Discussion of potential rezoning turned into a heated debate at the monthly meeting of the Area Plan Commission (APC) on Tuesday.

JNT Investment, being represented by Scott and Don Barnes, was the first to approach the commission. They were seeking to establish a Pizza King on Moscow Road. This was met with serious contention from neighbors and nearby landowners.

"We think Greensburg is growing north," Scott Barnes stated. "We want to be part of that."

Barnes noted that, if granted the rezone, he would hope to be an asset to the neighborhood. Barnes tried to head off concern from audience members early. He said he would not be selling beer or

wine at the establishment, but that did little to cool the growing tension.

According to Barnes, the restaurant would face Moscow Road. This created issues with APC member Bruce Bockover. He expressed concern with commercial trucks needing to use residential streets.

APC member Roy Middendorf concurred with Bockover.

"This is a lot like spot zoning," Middendorf said. "And I have always been very much against that. I would like to see that area stay residential."

Middendorf went on to say that he was worried about possibly setting a precedent.

The other commission members were also leary about granting the rezoning. Their concerns stemmed from the potential business's proximity to homes, especially as there were several nearby commercial zones.

Concerned citizens noted their fears about possible odors, noise and trash build-up. Barnes received no support from those who had come to the meeting.

"I can't say yes at this particular time," commission member Herb

Hunter said.

The members did not need to vote yes or no, as the issue died without a motion.

Next before the commission was William Neal, requesting site plan approval on Main Street. The forthcoming business at the location in question was a meat shop, but the issue for the commission was the sale of firearms at the adjacent office space.

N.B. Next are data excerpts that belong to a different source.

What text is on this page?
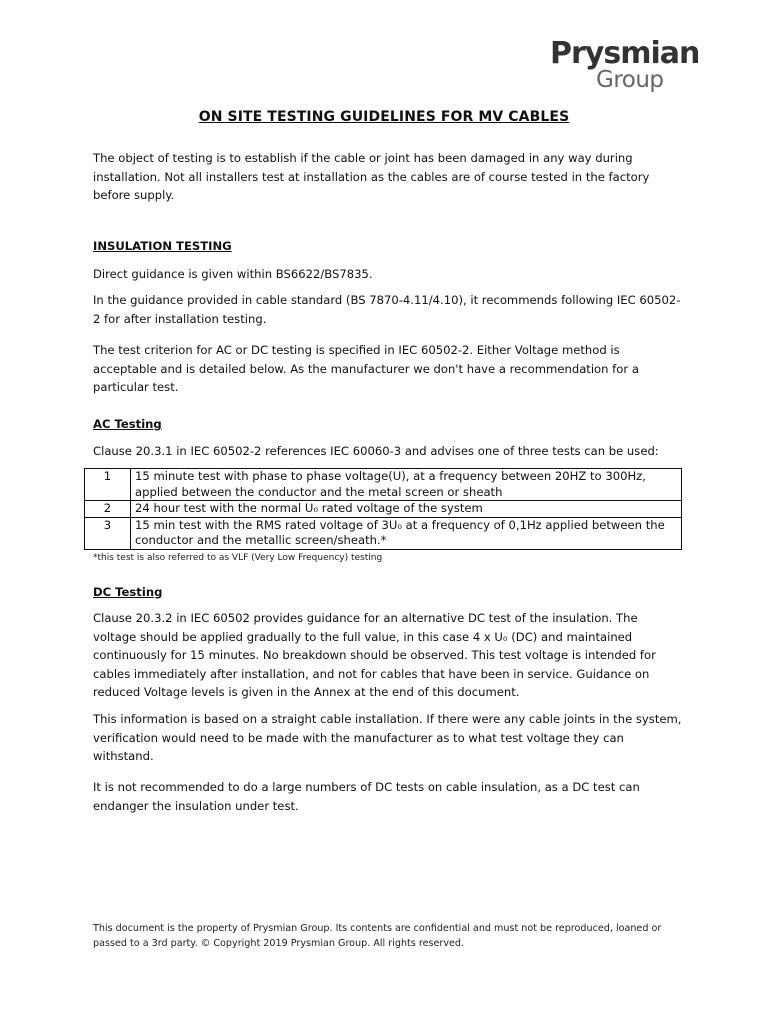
Prysmian
Group
ON SITE TESTING GUIDELINES FOR MV CABLES

The object of testing is to establish if the cable or joint has been damaged in any way during installation. Not all installers test at installation as the cables are of course tested in the factory before supply.

INSULATION TESTING

Direct guidance is given within BS6622/BS7835.

In the guidance provided in cable standard (BS 7870-4.11/4.10), it recommends following IEC 60502-2 for after installation testing.

The test criterion for AC or DC testing is specified in IEC 60502-2. Either Voltage method is acceptable and is detailed below. As the manufacturer we don't have a recommendation for a particular test.

AC Testing

Clause 20.3.1 in IEC 60502-2 references IEC 60060-3 and advises one of three tests can be used:

1	15 minute test with phase to phase voltage(U), at a frequency between 20HZ to 300Hz, applied between the conductor and the metal screen or sheath
2	24 hour test with the normal U₀ rated voltage of the system
3	15 min test with the RMS rated voltage of 3U₀ at a frequency of 0,1Hz applied between the conductor and the metallic screen/sheath.*
*this test is also referred to as VLF (Very Low Frequency) testing

DC Testing

Clause 20.3.2 in IEC 60502 provides guidance for an alternative DC test of the insulation. The voltage should be applied gradually to the full value, in this case 4 x U₀ (DC) and maintained continuously for 15 minutes. No breakdown should be observed. This test voltage is intended for cables immediately after installation, and not for cables that have been in service. Guidance on reduced Voltage levels is given in the Annex at the end of this document.

This information is based on a straight cable installation. If there were any cable joints in the system, verification would need to be made with the manufacturer as to what test voltage they can withstand.

It is not recommended to do a large numbers of DC tests on cable insulation, as a DC test can endanger the insulation under test.

This document is the property of Prysmian Group. Its contents are confidential and must not be reproduced, loaned or passed to a 3rd party. © Copyright 2019 Prysmian Group. All rights reserved.
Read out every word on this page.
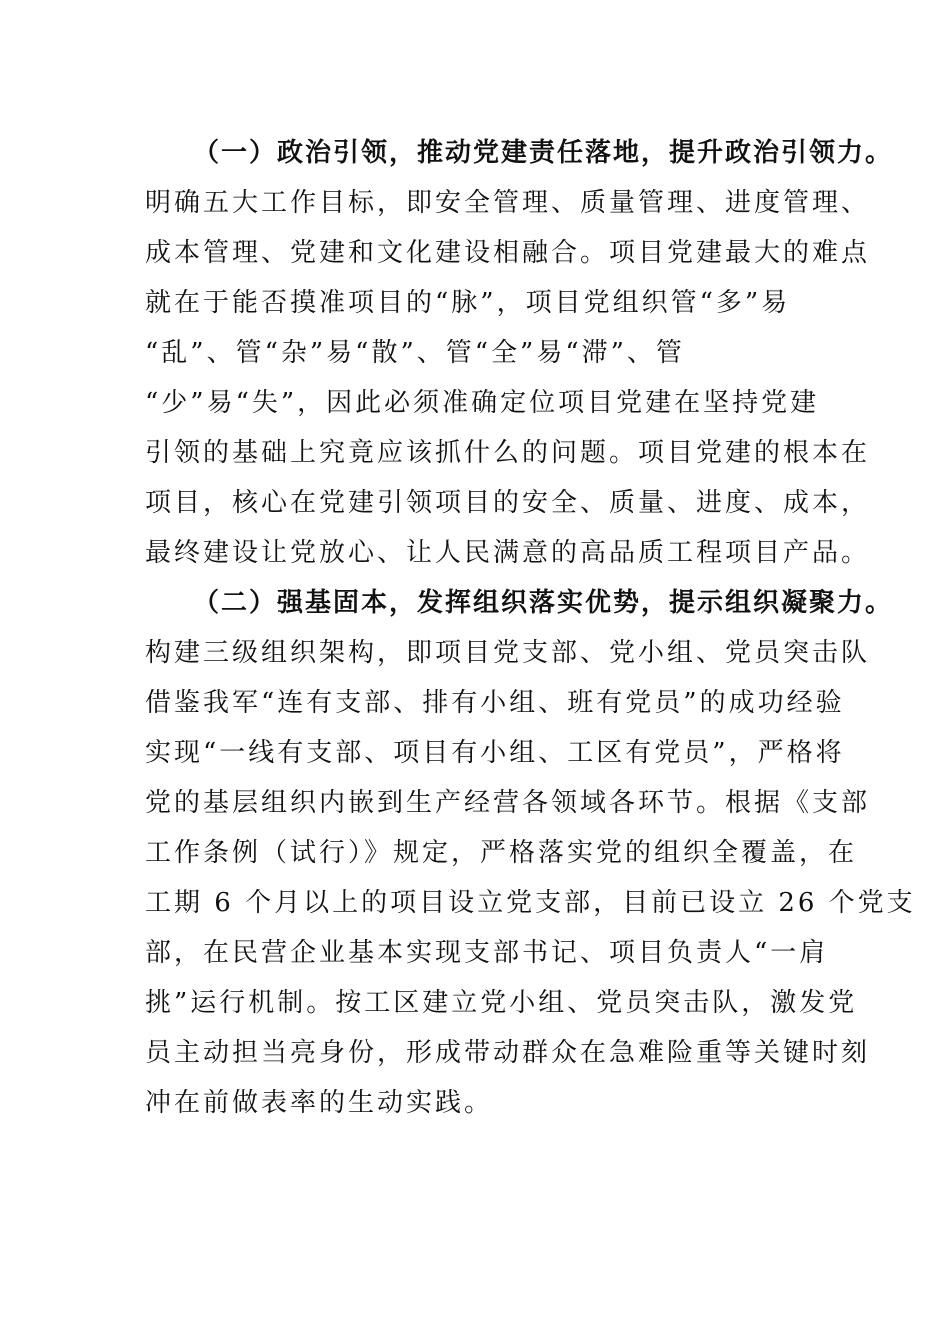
（一）政治引领，推动党建责任落地，提升政治引领力。
明确五大工作目标，即安全管理、质量管理、进度管理、
成本管理、党建和文化建设相融合。项目党建最大的难点
就在于能否摸准项目的“脉”，项目党组织管“多”易
“乱”、管“杂”易“散”、管“全”易“滞”、管
“少”易“失”，因此必须准确定位项目党建在坚持党建
引领的基础上究竟应该抓什么的问题。项目党建的根本在
项目，核心在党建引领项目的安全、质量、进度、成本，
最终建设让党放心、让人民满意的高品质工程项目产品。
（二）强基固本，发挥组织落实优势，提示组织凝聚力。
构建三级组织架构，即项目党支部、党小组、党员突击队
借鉴我军“连有支部、排有小组、班有党员”的成功经验
实现“一线有支部、项目有小组、工区有党员”，严格将
党的基层组织内嵌到生产经营各领域各环节。根据《支部
工作条例（试行）》规定，严格落实党的组织全覆盖，在
工期 6 个月以上的项目设立党支部，目前已设立 26 个党支
部，在民营企业基本实现支部书记、项目负责人“一肩
挑”运行机制。按工区建立党小组、党员突击队，激发党
员主动担当亮身份，形成带动群众在急难险重等关键时刻
冲在前做表率的生动实践。
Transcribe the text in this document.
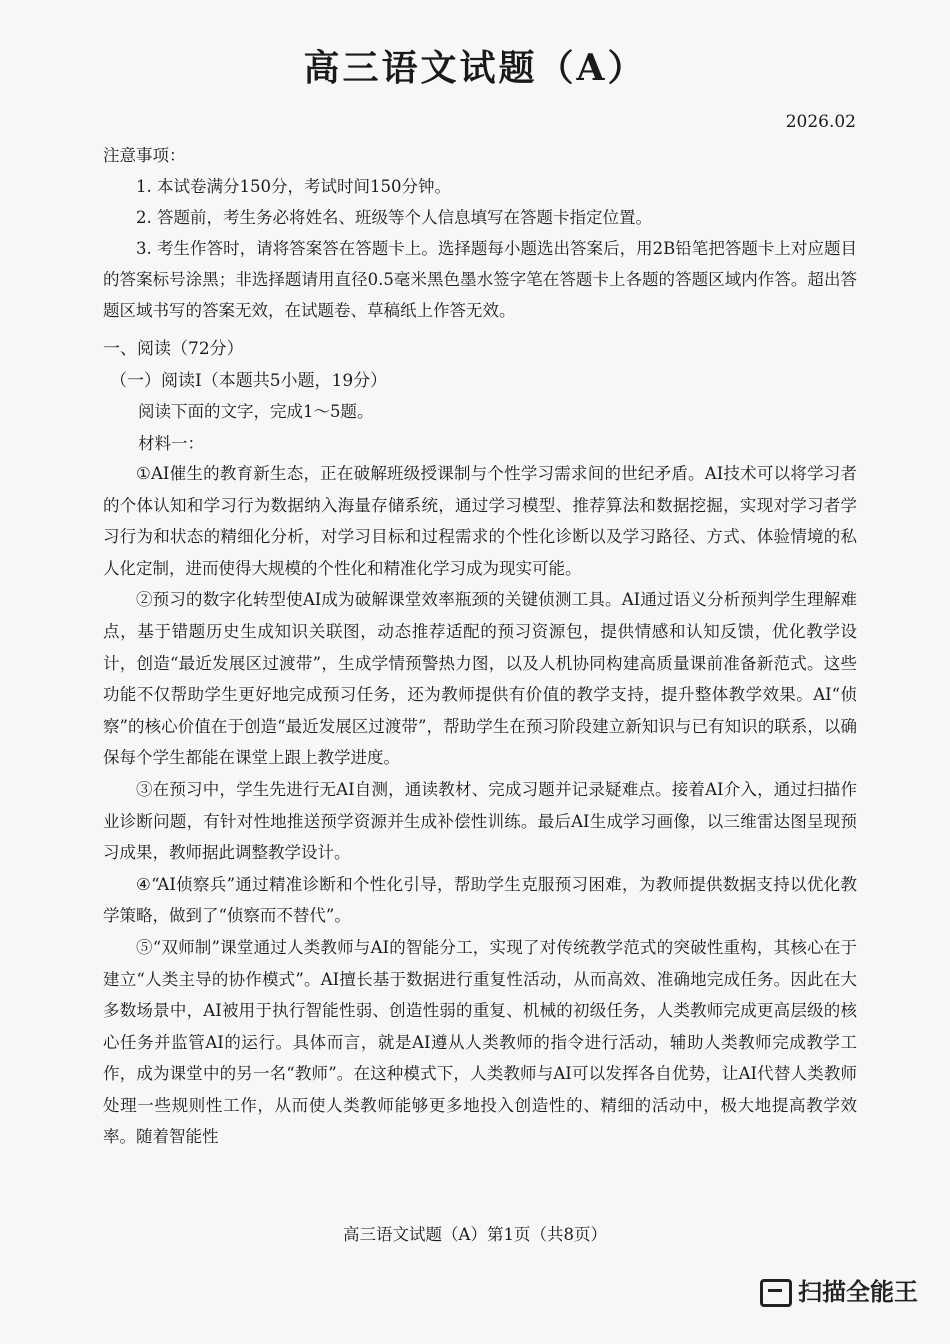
高三语文试题（A）
2026.02
注意事项：

1. 本试卷满分150分，考试时间150分钟。

2. 答题前，考生务必将姓名、班级等个人信息填写在答题卡指定位置。

3. 考生作答时，请将答案答在答题卡上。选择题每小题选出答案后，用2B铅笔把答题卡上对应题目的答案标号涂黑；非选择题请用直径0.5毫米黑色墨水签字笔在答题卡上各题的答题区域内作答。超出答题区域书写的答案无效，在试题卷、草稿纸上作答无效。

一、阅读（72分）
（一）阅读Ⅰ（本题共5小题，19分）
阅读下面的文字，完成1～5题。
材料一：

①AI催生的教育新生态，正在破解班级授课制与个性学习需求间的世纪矛盾。AI技术可以将学习者的个体认知和学习行为数据纳入海量存储系统，通过学习模型、推荐算法和数据挖掘，实现对学习者学习行为和状态的精细化分析，对学习目标和过程需求的个性化诊断以及学习路径、方式、体验情境的私人化定制，进而使得大规模的个性化和精准化学习成为现实可能。

②预习的数字化转型使AI成为破解课堂效率瓶颈的关键侦测工具。AI通过语义分析预判学生理解难点，基于错题历史生成知识关联图，动态推荐适配的预习资源包，提供情感和认知反馈，优化教学设计，创造“最近发展区过渡带”，生成学情预警热力图，以及人机协同构建高质量课前准备新范式。这些功能不仅帮助学生更好地完成预习任务，还为教师提供有价值的教学支持，提升整体教学效果。AI“侦察”的核心价值在于创造“最近发展区过渡带”，帮助学生在预习阶段建立新知识与已有知识的联系，以确保每个学生都能在课堂上跟上教学进度。

③在预习中，学生先进行无AI自测，通读教材、完成习题并记录疑难点。接着AI介入，通过扫描作业诊断问题，有针对性地推送预学资源并生成补偿性训练。最后AI生成学习画像，以三维雷达图呈现预习成果，教师据此调整教学设计。

④“AI侦察兵”通过精准诊断和个性化引导，帮助学生克服预习困难，为教师提供数据支持以优化教学策略，做到了“侦察而不替代”。

⑤“双师制”课堂通过人类教师与AI的智能分工，实现了对传统教学范式的突破性重构，其核心在于建立“人类主导的协作模式”。AI擅长基于数据进行重复性活动，从而高效、准确地完成任务。因此在大多数场景中，AI被用于执行智能性弱、创造性弱的重复、机械的初级任务，人类教师完成更高层级的核心任务并监管AI的运行。具体而言，就是AI遵从人类教师的指令进行活动，辅助人类教师完成教学工作，成为课堂中的另一名“教师”。在这种模式下，人类教师与AI可以发挥各自优势，让AI代替人类教师处理一些规则性工作，从而使人类教师能够更多地投入创造性的、精细的活动中，极大地提高教学效率。随着智能性

高三语文试题（A）第1页（共8页）
扫描全能王
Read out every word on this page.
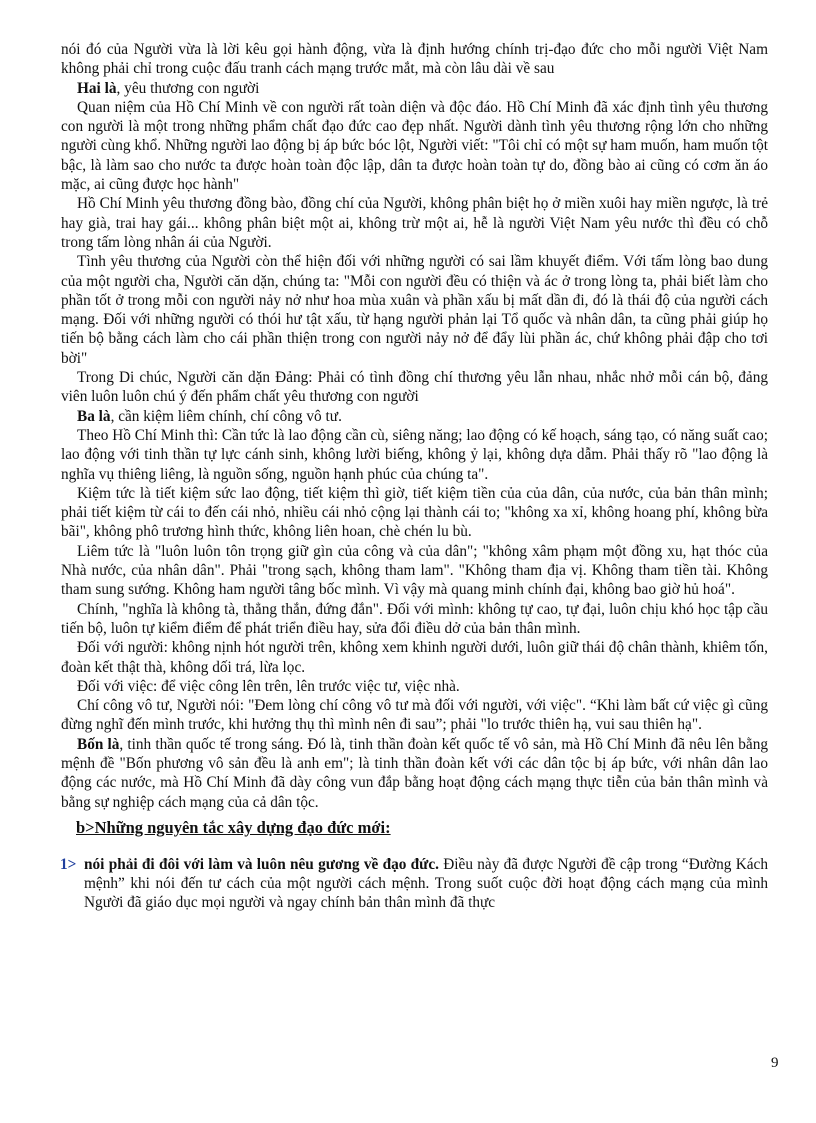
nói đó của Người vừa là lời kêu gọi hành động, vừa là định hướng chính trị-đạo đức cho mỗi người Việt Nam không phải chỉ trong cuộc đấu tranh cách mạng trước mắt, mà còn lâu dài về sau

Hai là, yêu thương con người

Quan niệm của Hồ Chí Minh về con người rất toàn diện và độc đáo. Hồ Chí Minh đã xác định tình yêu thương con người là một trong những phẩm chất đạo đức cao đẹp nhất. Người dành tình yêu thương rộng lớn cho những người cùng khổ. Những người lao động bị áp bức bóc lột, Người viết: "Tôi chỉ có một sự ham muốn, ham muốn tột bậc, là làm sao cho nước ta được hoàn toàn độc lập, dân ta được hoàn toàn tự do, đồng bào ai cũng có cơm ăn áo mặc, ai cũng được học hành"

Hồ Chí Minh yêu thương đồng bào, đồng chí của Người, không phân biệt họ ở miền xuôi hay miền ngược, là trẻ hay già, trai hay gái... không phân biệt một ai, không trừ một ai, hễ là người Việt Nam yêu nước thì đều có chỗ trong tấm lòng nhân ái của Người.

Tình yêu thương của Người còn thể hiện đối với những người có sai lầm khuyết điểm. Với tấm lòng bao dung của một người cha, Người căn dặn, chúng ta: "Mỗi con người đều có thiện và ác ở trong lòng ta, phải biết làm cho phần tốt ở trong mỗi con người nảy nở như hoa mùa xuân và phần xấu bị mất dần đi, đó là thái độ của người cách mạng. Đối với những người có thói hư tật xấu, từ hạng người phản lại Tổ quốc và nhân dân, ta cũng phải giúp họ tiến bộ bằng cách làm cho cái phần thiện trong con người nảy nở để đẩy lùi phần ác, chứ không phải đập cho tơi bời"

Trong Di chúc, Người căn dặn Đảng: Phải có tình đồng chí thương yêu lẫn nhau, nhắc nhở mỗi cán bộ, đảng viên luôn luôn chú ý đến phẩm chất yêu thương con người

Ba là, cần kiệm liêm chính, chí công vô tư.

Theo Hồ Chí Minh thì: Cần tức là lao động cần cù, siêng năng; lao động có kế hoạch, sáng tạo, có năng suất cao; lao động với tinh thần tự lực cánh sinh, không lười biếng, không ỷ lại, không dựa dẫm. Phải thấy rõ "lao động là nghĩa vụ thiêng liêng, là nguồn sống, nguồn hạnh phúc của chúng ta".

Kiệm tức là tiết kiệm sức lao động, tiết kiệm thì giờ, tiết kiệm tiền của của dân, của nước, của bản thân mình; phải tiết kiệm từ cái to đến cái nhỏ, nhiều cái nhỏ cộng lại thành cái to; "không xa xỉ, không hoang phí, không bừa bãi", không phô trương hình thức, không liên hoan, chè chén lu bù.

Liêm tức là "luôn luôn tôn trọng giữ gìn của công và của dân"; "không xâm phạm một đồng xu, hạt thóc của Nhà nước, của nhân dân". Phải "trong sạch, không tham lam". "Không tham địa vị. Không tham tiền tài. Không tham sung sướng. Không ham người tâng bốc mình. Vì vậy mà quang minh chính đại, không bao giờ hủ hoá".

Chính, "nghĩa là không tà, thẳng thắn, đứng đắn". Đối với mình: không tự cao, tự đại, luôn chịu khó học tập cầu tiến bộ, luôn tự kiểm điểm để phát triển điều hay, sửa đổi điều dở của bản thân mình.

Đối với người: không nịnh hót người trên, không xem khinh người dưới, luôn giữ thái độ chân thành, khiêm tốn, đoàn kết thật thà, không dối trá, lừa lọc.

Đối với việc: để việc công lên trên, lên trước việc tư, việc nhà.

Chí công vô tư, Người nói: "Đem lòng chí công vô tư mà đối với người, với việc". “Khi làm bất cứ việc gì cũng đừng nghĩ đến mình trước, khi hưởng thụ thì mình nên đi sau”; phải "lo trước thiên hạ, vui sau thiên hạ".

Bốn là, tinh thần quốc tế trong sáng. Đó là, tinh thần đoàn kết quốc tế vô sản, mà Hồ Chí Minh đã nêu lên bằng mệnh đề "Bốn phương vô sản đều là anh em"; là tinh thần đoàn kết với các dân tộc bị áp bức, với nhân dân lao động các nước, mà Hồ Chí Minh đã dày công vun đắp bằng hoạt động cách mạng thực tiễn của bản thân mình và bằng sự nghiệp cách mạng của cả dân tộc.

b>Những nguyên tắc xây dựng đạo đức mới:

1> nói phải đi đôi với làm và luôn nêu gương về đạo đức. Điều này đã được Người đề cập trong “Đường Kách mệnh” khi nói đến tư cách của một người cách mệnh. Trong suốt cuộc đời hoạt động cách mạng của mình Người đã giáo dục mọi người và ngay chính bản thân mình đã thực

9
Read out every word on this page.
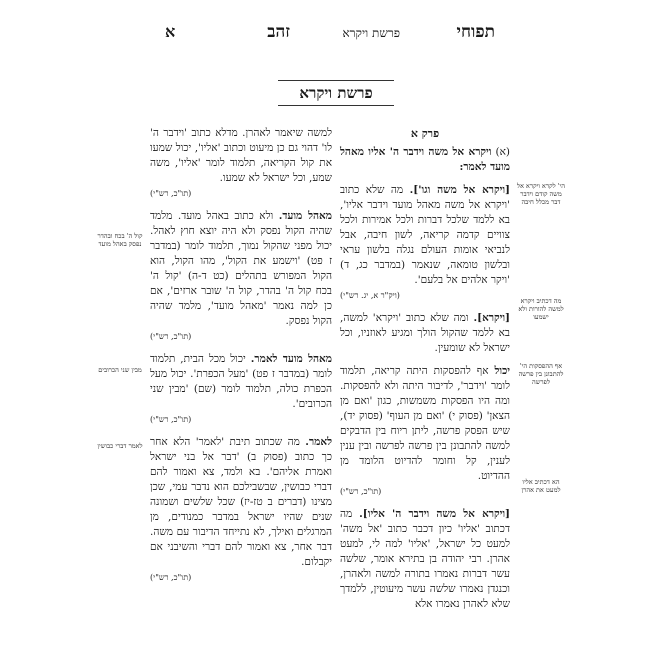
תפוחי
פרשת ויקרא
זהב
א
פרשת ויקרא
פרק א
(א) ויקרא אל משה וידבר ה' אליו מאהל מועד לאמר:
[ויקרא אל משה וגו']. מה שלא כתוב 'ויקרא אל משה מאהל מועד וידבר אליו', בא ללמד שלכל דברות ולכל אמירות ולכל צוויים קדמה קריאה, לשון חיבה, אבל לנביאי אומות העולם נגלה בלשון עראי ובלשון טומאה, שנאמר (במדבר כג, ד) 'ויקר אלהים אל בלעם'.
(ויק"ר א, יג. רש"י)
[ויקרא]. ומה שלא כתוב 'ויקרא' למשה, בא ללמד שהקול הולך ומגיע לאוזניו, וכל ישראל לא שומעין.
יכול אף להפסקות היתה קריאה, תלמוד לומר 'וידבר', לדיבור היתה ולא להפסקות. ומה היו הפסקות משמשות, כגון 'ואם מן הצאן' (פסוק י) 'ואם מן העוף' (פסוק יד), שיש הפסק פרשה, ליתן ריוח בין הדבקים למשה להתבונן בין פרשה לפרשה ובין ענין לענין, קל וחומר להדיוט הלומד מן ההדיוט.
(תו"כ, רש"י)
[ויקרא אל משה וידבר ה' אליו]. מה דכתוב 'אליו' כיון דכבר כתוב 'אל משה' למעט כל ישראל, 'אליו' למה לי, למעט אהרן. רבי יהודה בן בתירא אומר, שלשה עשר דברות נאמרו בתורה למשה ולאהרן, וכנגדן נאמרו שלשה עשר מיעוטין, ללמדך שלא לאהרן נאמרו אלא
למשה שיאמר לאהרן. מדלא כתוב 'וידבר ה' לו' דהוי גם כן מיעוט וכתוב 'אליו', יכול שמעו את קול הקריאה, תלמוד לומר 'אליו', משה שמע, וכל ישראל לא שמעו.
(תו"כ, רש"י)
מאהל מועד. ולא כתוב באהל מועד. מלמד שהיה הקול נפסק ולא היה יוצא חוץ לאהל. יכול מפני שהקול נמוך, תלמוד לומר (במדבר ז פט) 'וישמע את הקול', מהו הקול, הוא הקול המפורש בתהלים (כט ד-ה) 'קול ה' בכח קול ה' בהדר, קול ה' שובר ארזים', אם כן למה נאמר 'מאהל מועד', מלמד שהיה הקול נפסק.
(תו"כ, רש"י)
מאהל מועד לאמר. יכול מכל הבית, תלמוד לומר (במדבר ז פט) 'מעל הכפרת'. יכול מעל הכפרת כולה, תלמוד לומר (שם) 'מבין שני הכרובים'.
(תו"כ, רש"י)
לאמר. מה שכתוב תיבת 'לאמר' הלא אחר כך כתוב (פסוק ב) 'דבר אל בני ישראל ואמרת אליהם'. בא ולמד, צא ואמור להם דברי כבושין, שבשבילכם הוא נדבר עמי, שכן מצינו (דברים ב טז-יז) שכל שלשים ושמונה שנים שהיו ישראל במדבר כמנודים, מן המרגלים ואילך, לא נתייחד הדיבור עם משה. דבר אחר, צא ואמור להם דברי והשיבני אם יקבלום.
(תו"כ, רש"י)
הי' לקרא ויקרא אל משה קודם וידבר דבר מכלל חיבה
מה דכתיב ויקרא למשה להורות ולא ישמעו
אף ההפסקות הי' להתבונן בין פרשה לפרשה
הא דכתיב אליו למעט את אהרן
קול ה' בכח ובהדר נפסק באהל מועד
מבין שני הכרובים
לאמר דברי כבושין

According to Neal, the store would not be a large retail outlet for firearms. Rather, it would be a more personal atmosphere for firearms as collectibles.

"We'd have collector firearms that are never fired," he explained to the commission members.

Neal had already procurred a federal firearms license, and said he just needed to go through the proper channels to get his business eventually up and running.

The commission approved the request unanimously.

The APC then prepared for the final issue on the agenda. Julie McCoy-Lange of Bob Isgrigg and Associates, spoke to the commission on behalf of Phil Datillo, who was requesting plan approval for a car wash behind the Waffle House. The area is currently a vacant lot.

According to McCoy-Lange, there would be a vacuum area outside the car wash, parking spaces and landscaping projects that would improve the area's aesthetic value. There is already an entrance to

the site, but Datillo may resurface it if necessary. The commission approved the request unanimously.